Here are the results for the proportion of times a model was estimated consistent:
This is super surprising around 95% of the models were said to be consistent with the data even if they just fitted noise. I re-checked the original publication on piecewiseSEM to see if I incorrectly inverted the threshold but no, that was not the case … I will try and see if lavaan is as wrong in this case.
Now let’s look at the proportion of paths estimated to be significant:
This is better, around 5% of the paths are estimated to be significant, which is what is expected. In other words even your dataset is only noise (no relation between the variables), in 5% of the cases you will assume a relation that does not exist. That is the curse of using significance thresholds. The issue with SEMs is that we are fitting so many relations that it is certain that you will end up with some significant relations, don’t know if one can adjust p-values in SEM for multiple testing issues …

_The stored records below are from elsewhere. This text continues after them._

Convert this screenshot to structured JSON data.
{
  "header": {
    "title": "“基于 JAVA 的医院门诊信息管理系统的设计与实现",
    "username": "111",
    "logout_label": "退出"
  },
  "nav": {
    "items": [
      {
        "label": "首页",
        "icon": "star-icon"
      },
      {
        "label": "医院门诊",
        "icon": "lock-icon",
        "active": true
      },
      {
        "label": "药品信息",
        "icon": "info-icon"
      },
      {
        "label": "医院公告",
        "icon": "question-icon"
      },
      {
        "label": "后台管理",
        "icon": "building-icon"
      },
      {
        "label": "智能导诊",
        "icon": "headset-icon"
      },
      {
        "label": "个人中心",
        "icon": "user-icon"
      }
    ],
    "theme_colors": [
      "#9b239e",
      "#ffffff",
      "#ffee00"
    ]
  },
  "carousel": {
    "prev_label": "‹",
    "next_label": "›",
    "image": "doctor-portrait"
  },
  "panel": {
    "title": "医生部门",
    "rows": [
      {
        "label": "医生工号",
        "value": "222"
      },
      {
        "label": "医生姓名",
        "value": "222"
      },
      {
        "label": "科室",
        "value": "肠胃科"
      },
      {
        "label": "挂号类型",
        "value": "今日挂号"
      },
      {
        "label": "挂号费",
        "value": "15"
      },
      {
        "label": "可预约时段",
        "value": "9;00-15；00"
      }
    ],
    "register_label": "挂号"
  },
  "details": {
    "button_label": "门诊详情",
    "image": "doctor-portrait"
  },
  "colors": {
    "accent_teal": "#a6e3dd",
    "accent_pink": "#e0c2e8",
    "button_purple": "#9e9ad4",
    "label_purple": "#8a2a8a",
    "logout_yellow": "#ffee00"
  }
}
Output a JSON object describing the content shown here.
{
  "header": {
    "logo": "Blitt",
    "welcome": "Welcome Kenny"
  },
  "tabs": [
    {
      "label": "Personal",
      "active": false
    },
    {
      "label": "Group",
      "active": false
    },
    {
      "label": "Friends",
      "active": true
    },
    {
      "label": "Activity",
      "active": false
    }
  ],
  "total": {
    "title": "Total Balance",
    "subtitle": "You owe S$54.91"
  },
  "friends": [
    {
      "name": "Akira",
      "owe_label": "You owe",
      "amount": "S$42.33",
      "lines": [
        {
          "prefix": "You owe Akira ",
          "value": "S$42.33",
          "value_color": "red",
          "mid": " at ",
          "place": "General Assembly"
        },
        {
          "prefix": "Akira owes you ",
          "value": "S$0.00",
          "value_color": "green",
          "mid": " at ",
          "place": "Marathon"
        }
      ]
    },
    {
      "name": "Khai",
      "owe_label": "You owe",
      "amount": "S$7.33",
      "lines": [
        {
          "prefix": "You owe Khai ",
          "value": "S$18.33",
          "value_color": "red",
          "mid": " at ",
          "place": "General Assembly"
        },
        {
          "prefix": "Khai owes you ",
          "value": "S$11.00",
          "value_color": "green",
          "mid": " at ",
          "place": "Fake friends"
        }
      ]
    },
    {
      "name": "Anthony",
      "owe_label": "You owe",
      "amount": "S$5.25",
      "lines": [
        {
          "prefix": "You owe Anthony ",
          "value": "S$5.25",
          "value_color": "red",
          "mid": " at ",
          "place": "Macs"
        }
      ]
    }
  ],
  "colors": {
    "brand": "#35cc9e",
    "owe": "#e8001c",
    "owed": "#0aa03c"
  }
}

Finally I look at the average value of the significant paths:
Not much to say here, the values are usually on average around 0 which is to be expected since we just had noise.
piecewiseSEM seems to accept many models that are just noise and because one fits many models one will certainly end up with some significant relations that could always be explained post-hoc. Of course this was just a small exercise and this should be expanded and compared to lavaan or other algorithms.
Wishing you Happy but Careful modeling.